Background Systemic sclerosis (SSc) is an autoimmune disease characterized by fibrosis and composed of two subtypes, limited and diffuse cutaneous forms. Previous genetic studies including genome-wide association studies (GWAS) have identified 12 susceptibility loci satisfying genome-wide significance.

Objectives To expand the list of susceptibility genes and deepen biological insights for SSc.

Methods We performed trans-ethnic meta-analysis of GWAS in the Japanese and European populations, followed by a two-staged replication study comprising a total of 4,436 cases and 14,751 controls. Associations between significant single nuclear polymorphisms (SNPs) and neighboring genes were evaluated. Enrichment analysis of H3K4Me3, a representative histone mark for active promoter was conducted with an expanded list of SSc susceptibility genes.

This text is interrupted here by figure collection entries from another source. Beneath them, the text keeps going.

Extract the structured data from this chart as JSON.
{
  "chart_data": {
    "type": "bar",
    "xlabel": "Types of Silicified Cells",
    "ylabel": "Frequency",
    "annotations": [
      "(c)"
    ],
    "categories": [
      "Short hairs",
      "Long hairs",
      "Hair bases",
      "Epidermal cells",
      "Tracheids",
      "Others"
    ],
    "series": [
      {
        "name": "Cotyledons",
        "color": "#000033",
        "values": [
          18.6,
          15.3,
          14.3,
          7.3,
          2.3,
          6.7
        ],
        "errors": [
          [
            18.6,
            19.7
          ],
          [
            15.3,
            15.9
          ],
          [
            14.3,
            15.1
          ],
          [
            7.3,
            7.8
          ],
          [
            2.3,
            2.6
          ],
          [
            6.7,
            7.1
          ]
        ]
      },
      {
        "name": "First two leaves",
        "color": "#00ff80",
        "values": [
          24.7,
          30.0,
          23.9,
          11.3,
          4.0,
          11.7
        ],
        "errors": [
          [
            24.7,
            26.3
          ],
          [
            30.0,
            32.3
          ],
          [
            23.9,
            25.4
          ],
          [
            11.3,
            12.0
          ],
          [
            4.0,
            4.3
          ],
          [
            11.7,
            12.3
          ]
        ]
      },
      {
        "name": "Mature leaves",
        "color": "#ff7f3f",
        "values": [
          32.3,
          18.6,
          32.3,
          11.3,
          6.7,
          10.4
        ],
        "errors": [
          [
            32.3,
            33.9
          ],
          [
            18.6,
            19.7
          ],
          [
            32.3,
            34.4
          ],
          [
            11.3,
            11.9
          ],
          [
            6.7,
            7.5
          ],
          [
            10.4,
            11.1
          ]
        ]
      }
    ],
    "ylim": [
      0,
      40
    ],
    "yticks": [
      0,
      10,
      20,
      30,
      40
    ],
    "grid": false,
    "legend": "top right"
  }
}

Results We identified two significant SNP in two loci, GSDMA and PRDM1, both of which are related with immune functions and associated with other autoimmune diseases (p=1.4x10-10 and 6.6x10-10, respectively). GSDMA also showed a significant association with limited cutaneous SSc. We also replicated the associations of previously reported loci including a non-GWAS locus, TNFAIP3. PRDM1 encodes BLIMP1, a transcription factor regulating T cell proliferation and plasma cell differentiation. The top SNP in GSDMA was a missense variant and correlated with gene expression of neighboring genes, and this could explain the association in this locus. We found different HLA association patterns between the two populations or two subtypes. Enrichment analysis suggested the importance of CD4 naïve primary T cell.

Conclusions GSDMA and PRDM1 are associated with SSc. These findings provide enhanced insight into the genetic and biological basis of SSc.